The mantle of heroine doesn’t fit too well upon Suprabha’s slight frame. In a supermarket line or even out here at the 3100, as the only woman running with much younger men, after a quick assessment of her, one would probably be hard pressed to easily identify her as an exceptional athlete. She certainly does not outwardly resemble someone who has the distinction of being, as Sahishnu called her, “the greatest super long distance runner in history.” What defines this petite champion is not her outer strength and speed but her absolute inner dedication to this race created by Sri Chinmoy 13 years ago. Yet even if the world does not celebrate her astounding list of achievements her incomparable distance records clearly demonstrate by themselves how incredible an athlete she really is.
The vocabulary of language is in so many ways inadequate to catalogue or even properly comprehend her accomplishments. After so many years and miles of constant running competition, descriptive adjectives have long since failed to keep pace with her as she just keeps going and going on. Suprabha tells me that once a friend came to her earlier in the summer and related to her that she had been listening to some old tapes in which her late spiritual teacher, Sri Chinmoy is speaking about her. He said several times how miraculous it was that Suprabha ran this race. Yet now she has done it again for a record setting 13th time.

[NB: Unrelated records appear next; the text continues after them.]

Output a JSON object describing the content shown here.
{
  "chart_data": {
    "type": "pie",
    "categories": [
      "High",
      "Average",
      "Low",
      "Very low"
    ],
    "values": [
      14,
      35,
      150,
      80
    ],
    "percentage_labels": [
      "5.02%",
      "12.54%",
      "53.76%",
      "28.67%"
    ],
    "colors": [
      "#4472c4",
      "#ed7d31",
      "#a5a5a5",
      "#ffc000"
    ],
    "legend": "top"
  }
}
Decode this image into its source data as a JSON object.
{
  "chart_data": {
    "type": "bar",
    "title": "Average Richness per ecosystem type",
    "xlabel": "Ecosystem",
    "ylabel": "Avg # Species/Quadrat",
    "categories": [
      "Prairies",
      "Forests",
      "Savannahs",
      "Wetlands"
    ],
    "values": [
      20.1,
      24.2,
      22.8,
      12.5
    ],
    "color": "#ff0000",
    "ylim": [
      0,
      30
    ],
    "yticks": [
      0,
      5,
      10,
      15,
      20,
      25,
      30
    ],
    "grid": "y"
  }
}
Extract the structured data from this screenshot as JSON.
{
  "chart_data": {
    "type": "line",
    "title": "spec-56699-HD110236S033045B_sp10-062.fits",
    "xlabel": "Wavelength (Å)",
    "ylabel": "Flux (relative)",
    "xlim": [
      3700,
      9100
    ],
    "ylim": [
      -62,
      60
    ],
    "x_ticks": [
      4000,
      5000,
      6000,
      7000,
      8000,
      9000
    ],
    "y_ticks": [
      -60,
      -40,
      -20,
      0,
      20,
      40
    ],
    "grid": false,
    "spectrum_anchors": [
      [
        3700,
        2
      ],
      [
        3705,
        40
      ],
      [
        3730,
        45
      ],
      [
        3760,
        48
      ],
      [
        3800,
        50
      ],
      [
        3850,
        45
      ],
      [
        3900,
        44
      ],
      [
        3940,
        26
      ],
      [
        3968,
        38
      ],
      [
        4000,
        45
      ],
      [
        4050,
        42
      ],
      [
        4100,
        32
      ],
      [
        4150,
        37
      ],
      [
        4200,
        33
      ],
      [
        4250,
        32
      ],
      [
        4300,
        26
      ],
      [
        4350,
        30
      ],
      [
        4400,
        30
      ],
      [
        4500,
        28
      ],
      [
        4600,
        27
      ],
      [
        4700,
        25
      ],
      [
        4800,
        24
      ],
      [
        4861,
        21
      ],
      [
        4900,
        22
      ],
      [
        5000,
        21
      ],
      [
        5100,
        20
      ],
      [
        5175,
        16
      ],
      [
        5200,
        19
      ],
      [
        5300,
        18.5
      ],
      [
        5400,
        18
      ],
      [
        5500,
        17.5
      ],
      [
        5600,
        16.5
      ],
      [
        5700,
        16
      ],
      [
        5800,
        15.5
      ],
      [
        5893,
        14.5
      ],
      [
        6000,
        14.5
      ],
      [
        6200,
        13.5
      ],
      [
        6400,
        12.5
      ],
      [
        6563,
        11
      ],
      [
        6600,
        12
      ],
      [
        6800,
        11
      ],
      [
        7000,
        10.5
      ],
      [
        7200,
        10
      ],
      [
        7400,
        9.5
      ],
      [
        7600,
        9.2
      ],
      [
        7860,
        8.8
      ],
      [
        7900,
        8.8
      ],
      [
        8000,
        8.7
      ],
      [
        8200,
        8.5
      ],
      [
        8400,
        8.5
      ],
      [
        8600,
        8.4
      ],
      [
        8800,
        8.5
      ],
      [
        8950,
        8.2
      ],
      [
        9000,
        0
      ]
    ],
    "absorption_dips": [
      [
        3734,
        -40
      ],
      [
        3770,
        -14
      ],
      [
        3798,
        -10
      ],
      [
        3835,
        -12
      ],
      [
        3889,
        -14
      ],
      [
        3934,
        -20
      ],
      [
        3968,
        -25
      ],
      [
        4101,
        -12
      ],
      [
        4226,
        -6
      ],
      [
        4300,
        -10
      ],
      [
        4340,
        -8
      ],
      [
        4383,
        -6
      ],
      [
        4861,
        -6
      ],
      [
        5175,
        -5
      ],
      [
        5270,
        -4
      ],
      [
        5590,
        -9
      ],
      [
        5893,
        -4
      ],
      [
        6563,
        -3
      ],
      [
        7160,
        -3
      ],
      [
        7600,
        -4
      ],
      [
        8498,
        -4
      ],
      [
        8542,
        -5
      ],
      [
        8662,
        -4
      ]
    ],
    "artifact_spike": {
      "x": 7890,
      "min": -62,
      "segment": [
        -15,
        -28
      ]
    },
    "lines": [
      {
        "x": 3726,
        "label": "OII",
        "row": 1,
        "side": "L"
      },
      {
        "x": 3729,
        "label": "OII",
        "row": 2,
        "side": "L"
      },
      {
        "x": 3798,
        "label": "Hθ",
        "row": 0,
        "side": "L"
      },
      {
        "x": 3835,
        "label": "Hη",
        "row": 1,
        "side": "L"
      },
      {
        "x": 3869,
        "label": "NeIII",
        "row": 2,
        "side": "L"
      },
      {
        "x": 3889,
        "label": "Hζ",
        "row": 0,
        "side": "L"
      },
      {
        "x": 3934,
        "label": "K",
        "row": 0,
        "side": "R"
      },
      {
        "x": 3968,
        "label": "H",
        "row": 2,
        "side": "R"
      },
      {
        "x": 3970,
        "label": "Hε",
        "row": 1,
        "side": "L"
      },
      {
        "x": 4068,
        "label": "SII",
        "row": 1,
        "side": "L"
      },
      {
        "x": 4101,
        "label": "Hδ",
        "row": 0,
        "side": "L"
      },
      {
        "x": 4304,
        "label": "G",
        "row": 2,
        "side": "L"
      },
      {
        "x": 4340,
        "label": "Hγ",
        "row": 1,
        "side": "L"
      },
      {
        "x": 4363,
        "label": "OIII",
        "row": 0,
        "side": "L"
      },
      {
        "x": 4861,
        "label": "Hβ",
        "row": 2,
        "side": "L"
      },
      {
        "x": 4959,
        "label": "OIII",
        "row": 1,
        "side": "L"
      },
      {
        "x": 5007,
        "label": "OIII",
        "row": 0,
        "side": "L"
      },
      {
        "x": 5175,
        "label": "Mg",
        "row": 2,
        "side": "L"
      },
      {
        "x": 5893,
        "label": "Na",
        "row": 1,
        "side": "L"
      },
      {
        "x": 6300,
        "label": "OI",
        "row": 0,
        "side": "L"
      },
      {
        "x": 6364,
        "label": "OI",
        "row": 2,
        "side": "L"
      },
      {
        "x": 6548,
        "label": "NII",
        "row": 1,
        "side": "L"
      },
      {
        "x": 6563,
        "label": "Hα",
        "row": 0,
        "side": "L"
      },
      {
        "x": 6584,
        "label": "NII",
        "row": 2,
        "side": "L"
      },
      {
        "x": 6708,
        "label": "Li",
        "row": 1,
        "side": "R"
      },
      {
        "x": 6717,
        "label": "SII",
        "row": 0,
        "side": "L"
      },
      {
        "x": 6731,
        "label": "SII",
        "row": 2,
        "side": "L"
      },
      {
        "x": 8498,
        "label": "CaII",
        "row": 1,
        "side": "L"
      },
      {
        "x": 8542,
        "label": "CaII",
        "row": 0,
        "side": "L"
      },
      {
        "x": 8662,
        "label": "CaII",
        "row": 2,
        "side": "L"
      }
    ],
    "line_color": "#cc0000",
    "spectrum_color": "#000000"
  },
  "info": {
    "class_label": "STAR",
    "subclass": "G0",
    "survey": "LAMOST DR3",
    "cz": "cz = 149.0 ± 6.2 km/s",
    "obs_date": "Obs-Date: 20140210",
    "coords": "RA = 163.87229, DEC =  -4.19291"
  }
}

If one has any belief, or just simply accepts, that heart power is far superior and more significant than the power of the mind or the body then what Suprabha has done, not just this year, but throughout her ultra-distance career becomes abundantly clear. It would seem that it is in her receptivity and her inner spiritual connection, that she finds her apparently limitless strength and enthusiasm. What would crumble most people to the ground, she simply accepts, not as adversity but as inspiration to reach higher and dig deeper. All of course part and parcel of her spiritual teacher’s philosophy on life. She says, “it has taken me until this year to really understand what Sri Chinmoy gave us in this race.”